Monday, May 19, 2014

The last 1 e4


Twenty years ago today, in a club championship game in Oxford, I played my last 1 e4.

You can see the game below: it was entertaining enough to play, as I recall. (I've not put it through a program, for no better reason than that I don't actually have a working program at the moment. If I did have one, I suspect it'd show me a better reason.)

I don't think I intended it to be the last when I played it, unlike my last Sicilian, but it was. "Last" in the sense of over-the-board, freely-chosen: I've played it since in correspondence theme tournaments, where you have to play both sides whether you like it or not. But since that day twenty years ago I've never sat on the White side of the board and touched the e-pawn first.

Save two short periods as a junior - one playing 1 d4, one playing the Sokolsky - I'd played it since, like most players, I first knew what an "opening" was. I suspect many players never try anything else. (The Sokolsky, by the way, was more successful than 1 d4. I had little idea what I was doing with either, but in the case of the Sokolsky, my opponents had even less.)

We all know what Fischer said about the move 1 e4, though he didn't call it that. These days people are saying something different. I saw Sergei Shipov quoted in the latest New in Chess:
The most significant phenomenon of the last few years has been the Berlin Variation, putting an end to the move 1 e4.
That's as maybe, but we didn't really have the Berlin back in 1994, any more than we had meerkats. I'm pretty sure I never met it even once. It wasn't any particular theory that induce me to drop the move: it was all of it. I just got a case of theory overload and decided, like the overworked commuter who seeks a simpler life,* that it was time to get out forever.

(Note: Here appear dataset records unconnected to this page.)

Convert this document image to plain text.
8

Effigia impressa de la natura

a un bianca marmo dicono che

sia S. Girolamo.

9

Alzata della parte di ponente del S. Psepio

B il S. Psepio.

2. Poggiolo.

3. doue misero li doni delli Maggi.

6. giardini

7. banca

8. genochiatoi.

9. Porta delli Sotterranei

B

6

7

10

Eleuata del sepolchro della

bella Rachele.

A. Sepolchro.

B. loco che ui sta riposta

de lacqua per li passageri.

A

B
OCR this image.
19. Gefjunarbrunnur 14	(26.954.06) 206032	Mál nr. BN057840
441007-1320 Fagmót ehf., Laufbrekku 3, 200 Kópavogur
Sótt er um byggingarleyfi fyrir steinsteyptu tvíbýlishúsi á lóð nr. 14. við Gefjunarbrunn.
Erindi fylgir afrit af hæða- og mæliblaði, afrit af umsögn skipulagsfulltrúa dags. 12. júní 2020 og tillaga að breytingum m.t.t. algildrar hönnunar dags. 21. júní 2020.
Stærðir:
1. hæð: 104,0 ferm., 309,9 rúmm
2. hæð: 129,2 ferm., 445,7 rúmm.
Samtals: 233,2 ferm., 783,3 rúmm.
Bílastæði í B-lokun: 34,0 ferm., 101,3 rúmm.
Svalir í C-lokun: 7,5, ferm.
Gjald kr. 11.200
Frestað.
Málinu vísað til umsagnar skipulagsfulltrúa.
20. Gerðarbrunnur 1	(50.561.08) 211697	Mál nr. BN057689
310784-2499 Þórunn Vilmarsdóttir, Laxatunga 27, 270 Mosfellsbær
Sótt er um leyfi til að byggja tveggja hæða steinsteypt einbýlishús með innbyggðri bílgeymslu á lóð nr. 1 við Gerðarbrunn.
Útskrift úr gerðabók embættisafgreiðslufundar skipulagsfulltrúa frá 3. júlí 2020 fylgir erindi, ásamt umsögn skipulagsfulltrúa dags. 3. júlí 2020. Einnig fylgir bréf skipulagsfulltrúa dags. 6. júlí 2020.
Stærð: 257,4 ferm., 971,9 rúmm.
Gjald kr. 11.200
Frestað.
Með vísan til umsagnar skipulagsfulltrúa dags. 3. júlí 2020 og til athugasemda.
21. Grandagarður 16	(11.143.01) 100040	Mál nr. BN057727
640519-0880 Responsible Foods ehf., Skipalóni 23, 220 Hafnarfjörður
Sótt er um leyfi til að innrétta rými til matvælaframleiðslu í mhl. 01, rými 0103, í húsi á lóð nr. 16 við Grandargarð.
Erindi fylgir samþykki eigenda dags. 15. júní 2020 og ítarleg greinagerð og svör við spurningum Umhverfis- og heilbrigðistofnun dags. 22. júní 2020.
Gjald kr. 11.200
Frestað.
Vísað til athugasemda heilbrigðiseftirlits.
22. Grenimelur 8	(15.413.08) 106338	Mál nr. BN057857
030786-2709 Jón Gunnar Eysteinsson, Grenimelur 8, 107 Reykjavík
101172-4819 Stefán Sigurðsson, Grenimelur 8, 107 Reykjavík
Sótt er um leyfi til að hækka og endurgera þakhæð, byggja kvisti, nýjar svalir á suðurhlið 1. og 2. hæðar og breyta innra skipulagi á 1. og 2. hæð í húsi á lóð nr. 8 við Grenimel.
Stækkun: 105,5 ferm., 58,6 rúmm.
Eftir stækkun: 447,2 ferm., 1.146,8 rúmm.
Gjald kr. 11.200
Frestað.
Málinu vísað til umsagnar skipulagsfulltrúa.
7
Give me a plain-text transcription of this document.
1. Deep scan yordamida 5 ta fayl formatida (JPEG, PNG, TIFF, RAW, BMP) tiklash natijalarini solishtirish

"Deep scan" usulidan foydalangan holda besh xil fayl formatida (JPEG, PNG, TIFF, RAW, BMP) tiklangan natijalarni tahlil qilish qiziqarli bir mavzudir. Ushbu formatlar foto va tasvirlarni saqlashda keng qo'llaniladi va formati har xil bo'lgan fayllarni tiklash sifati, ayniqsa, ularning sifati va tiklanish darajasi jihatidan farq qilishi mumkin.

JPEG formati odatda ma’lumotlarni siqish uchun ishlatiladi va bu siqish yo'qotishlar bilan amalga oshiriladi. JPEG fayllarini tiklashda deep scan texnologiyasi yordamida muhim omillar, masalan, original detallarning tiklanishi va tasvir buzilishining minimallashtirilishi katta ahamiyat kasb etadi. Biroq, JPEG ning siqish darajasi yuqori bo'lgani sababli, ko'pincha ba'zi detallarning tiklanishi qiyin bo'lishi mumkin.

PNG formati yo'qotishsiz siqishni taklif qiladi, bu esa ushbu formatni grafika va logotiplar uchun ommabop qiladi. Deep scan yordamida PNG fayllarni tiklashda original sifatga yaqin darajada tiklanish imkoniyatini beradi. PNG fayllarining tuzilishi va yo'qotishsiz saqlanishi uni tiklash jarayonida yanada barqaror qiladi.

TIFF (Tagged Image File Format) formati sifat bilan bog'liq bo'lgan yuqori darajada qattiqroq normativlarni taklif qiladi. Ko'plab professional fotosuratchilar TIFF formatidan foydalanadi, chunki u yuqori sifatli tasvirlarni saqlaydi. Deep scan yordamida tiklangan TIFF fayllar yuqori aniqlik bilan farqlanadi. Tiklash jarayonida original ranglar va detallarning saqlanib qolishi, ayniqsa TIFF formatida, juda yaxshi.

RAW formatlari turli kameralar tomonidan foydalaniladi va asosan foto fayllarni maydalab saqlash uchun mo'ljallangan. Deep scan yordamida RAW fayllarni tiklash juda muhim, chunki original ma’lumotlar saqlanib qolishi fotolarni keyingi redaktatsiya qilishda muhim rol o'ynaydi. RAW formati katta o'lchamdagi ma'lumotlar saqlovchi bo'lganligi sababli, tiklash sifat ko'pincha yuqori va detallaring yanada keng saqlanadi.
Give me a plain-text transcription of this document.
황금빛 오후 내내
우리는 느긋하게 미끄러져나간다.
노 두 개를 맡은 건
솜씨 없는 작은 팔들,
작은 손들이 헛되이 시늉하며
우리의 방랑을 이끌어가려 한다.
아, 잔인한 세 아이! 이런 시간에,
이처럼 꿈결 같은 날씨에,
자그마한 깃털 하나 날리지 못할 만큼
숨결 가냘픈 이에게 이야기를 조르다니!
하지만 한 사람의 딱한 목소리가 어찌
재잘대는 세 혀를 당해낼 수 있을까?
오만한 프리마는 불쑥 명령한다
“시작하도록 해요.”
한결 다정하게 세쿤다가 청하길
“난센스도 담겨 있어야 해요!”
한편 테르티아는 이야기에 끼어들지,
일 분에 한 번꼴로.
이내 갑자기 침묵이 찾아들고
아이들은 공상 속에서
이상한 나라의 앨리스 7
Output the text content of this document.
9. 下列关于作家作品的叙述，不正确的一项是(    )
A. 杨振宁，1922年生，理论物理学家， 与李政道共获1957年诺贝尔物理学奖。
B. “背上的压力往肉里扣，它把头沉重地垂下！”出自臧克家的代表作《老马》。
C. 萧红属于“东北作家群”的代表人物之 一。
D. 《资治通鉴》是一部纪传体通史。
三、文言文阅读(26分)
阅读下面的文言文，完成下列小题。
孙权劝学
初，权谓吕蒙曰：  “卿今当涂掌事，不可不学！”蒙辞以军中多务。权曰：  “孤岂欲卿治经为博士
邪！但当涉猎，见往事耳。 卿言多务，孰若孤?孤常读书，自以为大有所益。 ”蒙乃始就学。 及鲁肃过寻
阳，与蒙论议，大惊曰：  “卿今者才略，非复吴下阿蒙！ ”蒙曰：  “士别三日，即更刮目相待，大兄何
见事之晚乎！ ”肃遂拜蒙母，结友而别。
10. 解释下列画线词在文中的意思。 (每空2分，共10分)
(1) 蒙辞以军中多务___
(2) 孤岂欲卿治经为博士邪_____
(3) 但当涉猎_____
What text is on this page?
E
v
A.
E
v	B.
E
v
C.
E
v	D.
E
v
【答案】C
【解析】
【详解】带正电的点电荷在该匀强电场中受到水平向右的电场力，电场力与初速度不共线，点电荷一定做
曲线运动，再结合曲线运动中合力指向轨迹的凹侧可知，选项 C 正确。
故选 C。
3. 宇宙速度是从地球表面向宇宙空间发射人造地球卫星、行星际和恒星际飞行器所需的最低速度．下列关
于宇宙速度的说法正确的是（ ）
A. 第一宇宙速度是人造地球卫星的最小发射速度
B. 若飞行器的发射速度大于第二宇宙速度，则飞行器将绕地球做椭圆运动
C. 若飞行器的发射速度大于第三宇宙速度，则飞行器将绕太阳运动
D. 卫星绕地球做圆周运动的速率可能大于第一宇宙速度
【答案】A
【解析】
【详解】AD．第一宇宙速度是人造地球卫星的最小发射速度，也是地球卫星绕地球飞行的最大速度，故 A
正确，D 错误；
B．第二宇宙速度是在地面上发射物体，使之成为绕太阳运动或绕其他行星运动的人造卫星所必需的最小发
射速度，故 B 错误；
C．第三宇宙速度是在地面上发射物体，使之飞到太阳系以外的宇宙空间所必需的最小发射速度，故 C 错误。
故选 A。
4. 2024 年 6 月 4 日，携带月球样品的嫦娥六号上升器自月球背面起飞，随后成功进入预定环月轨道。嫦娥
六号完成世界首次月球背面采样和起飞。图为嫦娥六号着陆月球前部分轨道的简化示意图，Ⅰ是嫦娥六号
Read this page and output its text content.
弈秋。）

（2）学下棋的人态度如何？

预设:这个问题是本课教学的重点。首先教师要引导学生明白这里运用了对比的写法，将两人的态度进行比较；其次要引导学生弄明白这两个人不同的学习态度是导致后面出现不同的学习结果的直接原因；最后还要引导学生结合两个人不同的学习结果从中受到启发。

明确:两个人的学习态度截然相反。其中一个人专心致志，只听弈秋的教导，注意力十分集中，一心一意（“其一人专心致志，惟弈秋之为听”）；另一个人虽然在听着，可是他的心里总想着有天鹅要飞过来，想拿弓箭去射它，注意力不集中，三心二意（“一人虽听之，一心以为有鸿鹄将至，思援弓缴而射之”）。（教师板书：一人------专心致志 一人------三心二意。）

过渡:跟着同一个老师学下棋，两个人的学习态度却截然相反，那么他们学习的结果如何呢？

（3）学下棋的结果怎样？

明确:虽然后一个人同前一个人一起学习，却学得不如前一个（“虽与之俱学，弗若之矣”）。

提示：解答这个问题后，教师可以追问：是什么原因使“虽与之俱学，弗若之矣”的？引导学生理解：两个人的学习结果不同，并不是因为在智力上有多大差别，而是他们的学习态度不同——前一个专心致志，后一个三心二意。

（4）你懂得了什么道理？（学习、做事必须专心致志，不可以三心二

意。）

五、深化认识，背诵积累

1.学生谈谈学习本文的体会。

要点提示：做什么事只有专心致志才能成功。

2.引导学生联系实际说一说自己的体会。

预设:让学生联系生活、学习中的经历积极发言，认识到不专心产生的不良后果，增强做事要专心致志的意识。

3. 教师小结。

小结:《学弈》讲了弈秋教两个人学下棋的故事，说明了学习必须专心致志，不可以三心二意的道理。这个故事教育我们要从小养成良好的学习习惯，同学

It was my last White of the season and I had time over the summer to realise that while I could maybe hack choosing between main lines and sidelines against one of the French, the Sicilian and the Open Game, I couldn't handle doing it with all of them. There was no way out. I either had to learn too much theory or play too much rubbish.

Twenty years later, with the idea of playing 1 e4 as alien to me now as once was the idea of playing anything else, I vary between 1 d4 and 1 Nf3, an indecision which seems to suit me well enough. (There's probably as much theory as there was with 1 e4, but somehow it doesn't seem like that.) But when I actually fled the king's pawn, the first place I washed up was was the square two files to its left.


I don't remember what my guide was then: I could have sworn it was Tony Kosten's influential book, which I certainly used for years


but looking inside it now, I find that it was published in 1999. How strange.

So I'm not sure what I used for my early years with the English, but I seem to have managed. Not at first, mind. I lost the first three games I played with it. It took me six goes to win one.

I didn't think of going back, though. Still less, twenty years later. 1 e4. Why do people do it to themselves?


[* About ten years later, I did this too]

3 comments:

Anonymous said...

"After 1.e4, White's game is in its last throes." --- Breyer

Franklin Chen said...

When I played tournament chess from age 10 to 15, I started off with 1 e4 exclusively (we called it P-K4 then), and only flirted with other options. 20 years later, when I decided to play chess again, I had totally forgotten what little theory I had known, and discovered that computer analysis had also changed the landscape anyway, so I decided to learn some new openings from scratch and went with 1 d4. Then I discovered 1 Nf3, and have been happy using either. I never looked back!

Niall said...

Why do people do it to themselves?

Well, I play e4 for two reasons. The first one being that I started out with e4 and don't know anything else. The main reason is all the theory I've spent ages learning, I'd hate to have learned it for nothing!